Coming back to the LSAT -- different types of inference questions, such as must be true, most supported, fill in the blank, etc, do have different types of characteristics (unique qualities that mostly show up in tendencies for right answers) -- however, it's important to note that for all of the various types of questions, you should not expect to predict the answer, but, rather, expect to check the five answer choices against the stimulus to see which one answer is most provable, much as you might for that second sample math question.

More specifically, the best way to do this is to focus on why eighty percent of the answer choices will not be justifiable based on the text -- if u are zoned in on why answers are wrong (as opposed to clever ways in which they could be right), and if you keep practicing looking for wrong answers, they will really start jumping out at you. The right answer will be the one that has the least amount of flaws.

For the toughest of these questions, right answers don't feel as "clean" as right answers, for, say, sufficient assumption questions might. This can be really stressful during the course of the exam. Wrong answers are much more black and white and absolute -- so --

to summarize and repeat --

Don't waste too much energy trying to come up with all of the various ways that you can think about the info in the stimulus and don't try to predict an answer - just try to understand the stimulus the best you can --

Focus your energy on looking for reasons why answers are not justifiable based on the text. Most wrong answers will have obvious tells that show you that they cannot be proven by the text.

Confirm the answer that remains.


Hope that helps. I hope you give the strategy a try, and if you do, let me know how it goes.

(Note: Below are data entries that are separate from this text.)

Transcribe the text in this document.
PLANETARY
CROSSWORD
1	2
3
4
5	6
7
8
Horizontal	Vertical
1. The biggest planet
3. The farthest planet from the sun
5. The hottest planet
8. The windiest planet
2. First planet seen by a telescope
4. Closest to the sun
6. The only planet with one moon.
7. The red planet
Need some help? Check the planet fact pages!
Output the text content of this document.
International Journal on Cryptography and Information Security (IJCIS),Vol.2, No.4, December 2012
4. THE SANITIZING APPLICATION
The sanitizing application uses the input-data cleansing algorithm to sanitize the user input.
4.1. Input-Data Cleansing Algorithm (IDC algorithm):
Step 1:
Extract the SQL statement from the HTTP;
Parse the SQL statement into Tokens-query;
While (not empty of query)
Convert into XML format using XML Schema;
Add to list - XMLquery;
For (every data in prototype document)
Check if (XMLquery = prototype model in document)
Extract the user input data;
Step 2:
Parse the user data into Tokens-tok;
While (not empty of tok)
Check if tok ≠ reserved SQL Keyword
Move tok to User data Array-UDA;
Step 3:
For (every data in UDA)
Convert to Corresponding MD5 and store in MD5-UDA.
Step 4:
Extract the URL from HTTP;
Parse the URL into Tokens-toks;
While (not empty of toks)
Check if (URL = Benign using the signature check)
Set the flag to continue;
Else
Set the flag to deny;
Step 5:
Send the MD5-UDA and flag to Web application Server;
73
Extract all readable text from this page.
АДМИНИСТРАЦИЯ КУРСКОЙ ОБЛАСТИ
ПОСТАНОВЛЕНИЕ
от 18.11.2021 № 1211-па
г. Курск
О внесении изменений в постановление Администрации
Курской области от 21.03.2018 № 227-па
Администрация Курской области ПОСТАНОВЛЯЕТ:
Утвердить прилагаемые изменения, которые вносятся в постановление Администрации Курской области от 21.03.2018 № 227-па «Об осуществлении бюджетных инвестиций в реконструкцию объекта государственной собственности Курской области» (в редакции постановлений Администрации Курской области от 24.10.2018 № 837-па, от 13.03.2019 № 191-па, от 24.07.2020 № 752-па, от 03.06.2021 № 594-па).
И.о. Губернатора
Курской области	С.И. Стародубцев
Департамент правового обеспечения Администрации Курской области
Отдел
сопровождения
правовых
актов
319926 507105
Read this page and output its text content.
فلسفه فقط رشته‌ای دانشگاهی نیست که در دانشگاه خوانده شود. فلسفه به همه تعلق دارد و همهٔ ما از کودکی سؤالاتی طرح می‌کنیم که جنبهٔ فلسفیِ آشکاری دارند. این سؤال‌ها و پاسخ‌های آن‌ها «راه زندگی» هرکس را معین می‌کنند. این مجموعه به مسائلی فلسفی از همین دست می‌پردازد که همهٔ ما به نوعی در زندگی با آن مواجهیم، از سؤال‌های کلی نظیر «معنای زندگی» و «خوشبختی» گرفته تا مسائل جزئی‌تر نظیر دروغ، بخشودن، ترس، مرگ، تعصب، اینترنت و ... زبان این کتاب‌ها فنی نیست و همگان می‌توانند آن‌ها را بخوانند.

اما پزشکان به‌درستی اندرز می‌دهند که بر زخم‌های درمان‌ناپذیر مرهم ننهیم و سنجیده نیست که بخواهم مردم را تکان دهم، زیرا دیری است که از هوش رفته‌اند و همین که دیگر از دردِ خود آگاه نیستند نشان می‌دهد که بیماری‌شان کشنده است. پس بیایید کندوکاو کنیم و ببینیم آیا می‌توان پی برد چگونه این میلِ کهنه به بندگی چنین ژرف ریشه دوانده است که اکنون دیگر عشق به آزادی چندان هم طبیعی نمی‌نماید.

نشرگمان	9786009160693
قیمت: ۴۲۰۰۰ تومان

Good luck.

lifeprincess13
Posts: 35
Joined: Sun Mar 18, 2012 11:33 pm

Re: Help on Inference Questions

Postby lifeprincess13 » Thu Jan 31, 2013 6:20 pm

Thank you for everyone's input. It helped a lot, especially Mike's. Reformatting my thinking to figure out which ones are wrong instead of right definitely helped me improve. Unfortunately, I am still getting too many wrong in the LR section. And the ones I am getting wrong are all over the place; there is no pattern or type that I get wrong most often. I literally get one question wrong in about half the types, with no pattern or frequency as to the types.

I am hoping I will continue to get better, but I definitely would not have improve without everyone's help. Thank you so much everyone.

Thanks Mike for taking the time to provide such a thought out answer and being dedicated to success, and not just business.